Whenever strange headlines start popping up about java junkies, coffee-induced mental disorders, or why caffeine is the new drug of choice, chances are that Dr. Roland Griffiths has released a new “study.” Over the years, Griffiths has done wonders for food cop campaigns, trumpeting his theories about soda addiction in newspapers across the country. Now the Center for Science in the Public Interest and friends have a new liquid villain: energy drinks. And – what a coincidence – Griffiths has published a new headline-grabbing study! Can you guess what his beverage of choice was this time around?
Like his 2004 study, Griffiths’ latest anti-caffeine research is a “meta-study,” or study of studies. But Griffiths didn’t earn his “expert” status on secondary research. And a little background on his 1990s work sheds some helpful perspective.
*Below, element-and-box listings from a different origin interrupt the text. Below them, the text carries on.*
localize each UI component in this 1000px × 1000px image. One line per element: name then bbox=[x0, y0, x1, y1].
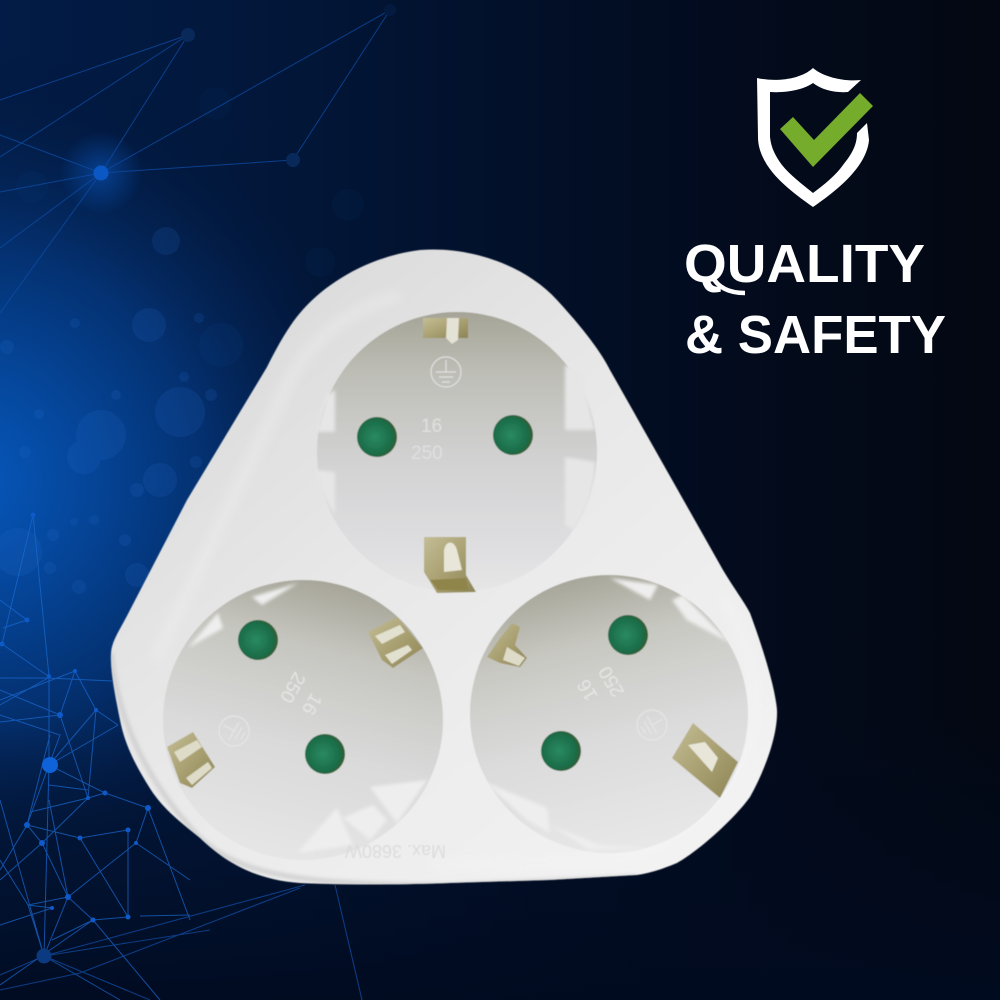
socket well bbox=[317, 312, 597, 592]
earth symbol bbox=[214, 711, 254, 751]
left contact bbox=[167, 732, 215, 788]
heading line 1: QUALITY bbox=[684, 234, 925, 294]
lower pin hole bbox=[305, 734, 345, 774]
triple socket adapter bbox=[111, 249, 777, 885]
rating marking: 250 bbox=[275, 668, 309, 706]
side notches bbox=[317, 365, 595, 530]
rating marking: 16 bbox=[297, 689, 326, 718]
earth symbol bbox=[431, 357, 461, 387]
right contact bbox=[368, 617, 423, 668]
tabs bbox=[485, 578, 730, 850]
right socket bbox=[470, 575, 748, 853]
rating marking: 16 bbox=[574, 675, 602, 704]
network mesh lower left bbox=[0, 515, 190, 1000]
tabs bbox=[188, 583, 427, 853]
upper pin hole bbox=[238, 620, 278, 660]
bokeh particles bbox=[0, 87, 364, 594]
power rating marking: Max. 3680W bbox=[345, 841, 446, 861]
long network rays lower left bbox=[0, 885, 362, 1000]
left socket bbox=[163, 580, 443, 860]
socket well bbox=[470, 575, 748, 853]
shield outline bbox=[757, 68, 869, 207]
bottom contact bbox=[424, 537, 476, 593]
heading line 2: & SAFETY bbox=[685, 305, 946, 365]
rating marking: 250 bbox=[411, 443, 443, 464]
earth symbol bbox=[632, 705, 672, 745]
green check mark bbox=[780, 93, 873, 167]
Q swash bbox=[712, 276, 745, 293]
plug body bbox=[111, 249, 777, 884]
rating marking bbox=[411, 416, 443, 464]
rating marking bbox=[573, 662, 629, 713]
socket well bbox=[163, 580, 443, 860]
right contact bbox=[672, 723, 738, 798]
rating marking: 250 bbox=[595, 662, 629, 700]
shield icon bbox=[757, 68, 873, 207]
network nodes lower left bbox=[0, 512, 151, 964]
upper pin hole bbox=[608, 615, 648, 655]
rim shading bbox=[111, 653, 635, 884]
glow behind bright node bbox=[59, 131, 143, 215]
left contact bbox=[487, 623, 527, 667]
left pin hole bbox=[357, 417, 397, 457]
network lines upper left bbox=[0, 10, 390, 313]
top socket bbox=[317, 312, 597, 593]
rating marking: 16 bbox=[421, 416, 442, 437]
network nodes upper left bbox=[94, 4, 396, 180]
right pin hole bbox=[493, 415, 533, 455]
rating marking bbox=[275, 668, 331, 719]
lower pin hole bbox=[541, 731, 581, 771]
top contact bbox=[423, 318, 468, 344]
heading: quality and safety bbox=[684, 234, 946, 365]
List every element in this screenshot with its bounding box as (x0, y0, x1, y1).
As we pointed out several years ago, Griffiths’ first anti-caffeine study examined a total of seven people — himself and six colleagues. A few years later, at the height of the anti-tobacco campaign, he stepped into the public spotlight with an outrageous comparison between caffeine and nicotine, announcing in a press release:
“The marketing parallels between nicotine and caffeine are pretty stunning. Both are psychoactive drugs.”
The National Institute of Drug Abuse, which funded that particular study, immediately criticized Griffiths for drawing his sweeping conclusions from a mere 27 subjects. Alan Leshner, the institute’s director, said simply: "I don’t agree with the conclusion that caffeine should be lumped with nicotine."
It may have been flawed, but Griffiths’ nicotine comparison was certainly effective. And for his latest anti-caffeine study, the doctor has found a handy replacement for the 1990s version: “caffeine intoxication.” Says Griffiths about the lack of skull-and-crossbones on energy drinks:
It’s like drinking a beverage and not knowing, not being able to taste, whether it’s straight vodka you just drank or beer.
Setting aside the fact that there’s nothing wrong with the responsible consumption of vodka or beer, does this change in terminology have anything to do with a recent food cop crusade against caffeine-infused adult beverages? Who knows. But when it comes to caffeine and health, we’ll stick with the science on this one.